Israel inflicted "wanton destruction" in the Gaza Strip during its 22-day war on the coastal enclave in December and January, Amnesty International, the London-based human rights group has said.
In a 117-page report released on Thursday, Amnesty cited evidence that Israeli troops put children and other civilians in harm's way "by forcing them to remain in or near houses which they took over and used as military positions".
Accusing Israel of "breaching laws of war", Amnesty said: "Much of the destruction was wanton and deliberate, and was carried out in a manner and circumstances which indicated that it could not be justified on grounds of military necessity."

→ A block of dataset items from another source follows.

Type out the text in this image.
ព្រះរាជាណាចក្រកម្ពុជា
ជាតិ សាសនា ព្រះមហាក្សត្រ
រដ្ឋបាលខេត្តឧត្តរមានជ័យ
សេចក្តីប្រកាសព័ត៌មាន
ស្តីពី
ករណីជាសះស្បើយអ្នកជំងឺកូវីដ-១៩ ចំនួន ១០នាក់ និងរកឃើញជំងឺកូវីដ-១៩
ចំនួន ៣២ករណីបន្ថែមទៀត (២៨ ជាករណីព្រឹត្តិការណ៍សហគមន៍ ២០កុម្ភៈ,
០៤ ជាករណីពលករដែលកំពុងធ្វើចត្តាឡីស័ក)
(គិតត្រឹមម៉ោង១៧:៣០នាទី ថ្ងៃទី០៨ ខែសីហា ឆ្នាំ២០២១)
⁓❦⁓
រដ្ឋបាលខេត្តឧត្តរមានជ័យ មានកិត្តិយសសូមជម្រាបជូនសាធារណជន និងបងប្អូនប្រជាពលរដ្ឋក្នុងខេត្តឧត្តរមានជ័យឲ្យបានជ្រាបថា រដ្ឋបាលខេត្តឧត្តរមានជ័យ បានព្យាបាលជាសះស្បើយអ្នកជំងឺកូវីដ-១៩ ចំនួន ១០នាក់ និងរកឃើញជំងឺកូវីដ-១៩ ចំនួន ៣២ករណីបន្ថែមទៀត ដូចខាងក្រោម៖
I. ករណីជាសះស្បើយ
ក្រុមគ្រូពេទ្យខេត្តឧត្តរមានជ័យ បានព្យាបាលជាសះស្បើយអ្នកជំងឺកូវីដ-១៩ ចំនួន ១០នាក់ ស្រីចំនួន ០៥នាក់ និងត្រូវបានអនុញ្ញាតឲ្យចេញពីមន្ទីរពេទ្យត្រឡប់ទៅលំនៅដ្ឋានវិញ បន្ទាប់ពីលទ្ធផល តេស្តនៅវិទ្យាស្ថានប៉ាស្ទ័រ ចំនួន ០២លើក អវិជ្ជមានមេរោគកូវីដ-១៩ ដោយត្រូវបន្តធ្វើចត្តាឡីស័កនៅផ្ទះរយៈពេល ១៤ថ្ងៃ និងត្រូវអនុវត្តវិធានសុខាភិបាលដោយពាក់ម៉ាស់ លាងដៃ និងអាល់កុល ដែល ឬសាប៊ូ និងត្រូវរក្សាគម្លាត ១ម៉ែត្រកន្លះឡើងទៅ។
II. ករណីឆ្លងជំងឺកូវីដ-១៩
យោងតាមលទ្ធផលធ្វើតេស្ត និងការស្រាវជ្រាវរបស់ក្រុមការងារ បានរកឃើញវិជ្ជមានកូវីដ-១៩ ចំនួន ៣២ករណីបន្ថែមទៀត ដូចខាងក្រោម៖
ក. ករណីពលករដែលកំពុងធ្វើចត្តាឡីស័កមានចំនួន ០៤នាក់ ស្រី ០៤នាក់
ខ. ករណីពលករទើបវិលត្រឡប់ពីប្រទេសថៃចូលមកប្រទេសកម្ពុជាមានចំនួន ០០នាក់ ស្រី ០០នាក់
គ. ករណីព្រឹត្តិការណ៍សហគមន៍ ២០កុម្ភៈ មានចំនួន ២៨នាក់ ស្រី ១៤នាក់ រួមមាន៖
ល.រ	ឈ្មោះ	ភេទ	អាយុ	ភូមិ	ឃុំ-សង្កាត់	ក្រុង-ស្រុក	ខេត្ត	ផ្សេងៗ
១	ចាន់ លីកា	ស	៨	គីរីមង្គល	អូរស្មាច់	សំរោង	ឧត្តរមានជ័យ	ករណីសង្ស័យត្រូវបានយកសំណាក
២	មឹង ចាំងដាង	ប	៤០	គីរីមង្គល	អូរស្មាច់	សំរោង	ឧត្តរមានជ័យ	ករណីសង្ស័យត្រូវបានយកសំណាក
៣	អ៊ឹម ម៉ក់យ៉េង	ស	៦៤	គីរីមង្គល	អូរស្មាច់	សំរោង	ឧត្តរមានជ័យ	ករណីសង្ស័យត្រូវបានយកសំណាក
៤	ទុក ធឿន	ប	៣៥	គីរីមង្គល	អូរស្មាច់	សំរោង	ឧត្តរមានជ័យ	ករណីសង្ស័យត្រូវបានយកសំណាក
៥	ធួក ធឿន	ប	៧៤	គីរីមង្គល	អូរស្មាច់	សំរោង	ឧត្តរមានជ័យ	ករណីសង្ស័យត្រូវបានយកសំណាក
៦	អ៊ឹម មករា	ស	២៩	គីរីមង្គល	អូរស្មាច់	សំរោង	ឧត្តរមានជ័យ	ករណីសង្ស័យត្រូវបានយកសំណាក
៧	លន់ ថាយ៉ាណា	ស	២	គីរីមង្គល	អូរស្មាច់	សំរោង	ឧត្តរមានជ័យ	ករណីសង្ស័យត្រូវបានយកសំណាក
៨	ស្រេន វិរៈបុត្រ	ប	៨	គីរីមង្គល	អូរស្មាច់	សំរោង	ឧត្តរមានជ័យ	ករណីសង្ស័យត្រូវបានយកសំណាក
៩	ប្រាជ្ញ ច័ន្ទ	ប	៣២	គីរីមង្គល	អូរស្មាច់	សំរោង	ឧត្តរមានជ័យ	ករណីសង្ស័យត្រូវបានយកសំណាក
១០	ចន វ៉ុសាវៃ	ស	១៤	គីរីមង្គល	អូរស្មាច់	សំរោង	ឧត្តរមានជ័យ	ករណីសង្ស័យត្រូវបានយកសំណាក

The organisation also criticised Hamas, the movement in control of the territory, for rocket attacks on Israel, which it called "war crimes".
'Missing the point'
Mark Regev, an Israeli government spokesman, told Al Jazeera: "Amnesty's report is problematic, it's based on very faulty methodology, it rehashes a lot of old stuff that was not confirmed and it misses the main point.
"This was that Israel, in responding to Hamas violence, tried to act as surgically as was humanly possible in a very difficult urban combat operation, while Hamas did exactly the opposite".
The Israeli military said the report had "succumbed to the manipulations of the Hamas terror organisation".
"Operation Cast Lead was a result of nine years of Hamas' unrelenting Qassam, Grad and mortar shell fire on more than a quarter of a million of Israel's citizens," a military statement said.
Fawzi Barhoum, a Hamas spokesperson, also rejected Amnesty's accusations on Thursday, saying the report was "neither fair nor balanced".
Barhoum said Hamas officials were not consulted before the publication of the report, which was "misleading" and ignored the size of destruction Israel caused.
"This report equates the aggressor with the victim and ignores international laws that guarantee resistance against occupation," he said.
Widney Brown, the senior director for international law and policy at Amnesty International, told Al Jazeera on Wednesday: "What we have is, in both cases, both sides violating the laws of war.
"These laws of war are intended to protect civilians and in this case neither side showed respect for the importance of protecting those civilians."
Amnesty accused Hamas and other armed groups of endangering the lives of civilians in the Gaza Strip by operating near their homes.
Although rockets fired by Palestinian fighters from Gaza rarely caused casualties, they often sowed fear and panic amongst Israeli citizens and their use was "indiscriminate and hence unlawful under international law," the report said.
Amnesty said it found no evidence to support Israeli claims that Hamas fighters deliberately used civilians as "human shields" during the conflict.
About 1,400 Palestinians were killed in Israel's Operation Cast Lead, including 300 children and hundreds of innocent civilians, according to the report.
The figure is broadly in line with those from the Hamas-run health ministry in Gaza and the independent Palestinian Centre for Human Rights.
The Israeli military put the Palestinian death toll at 1,166 of whom 295 were civilians.
Thirteen Israelis were killed, including three civilians, during the offensive Israel launched with the declared aim of curtailing cross-border rocket attacks.
Israel and Hamas have both rejected accusations of war crimes.
An inquiry conducted by the Israeli military found no evidence of crimes.
Israel has refused to co-operate with a United Nations inquiry currently gathering evidence into the war.
Israeli government officials said investigators were prejudiced against Israel from the outset.
Geoffrey Robertson, a human rights barrister in London, told Al Jazeera: "In order to break this vicious cycle, it's necessary for both Hamas and Israel, instead of condemning Amnesty ... to co-operate and learn from authoritative criticisms."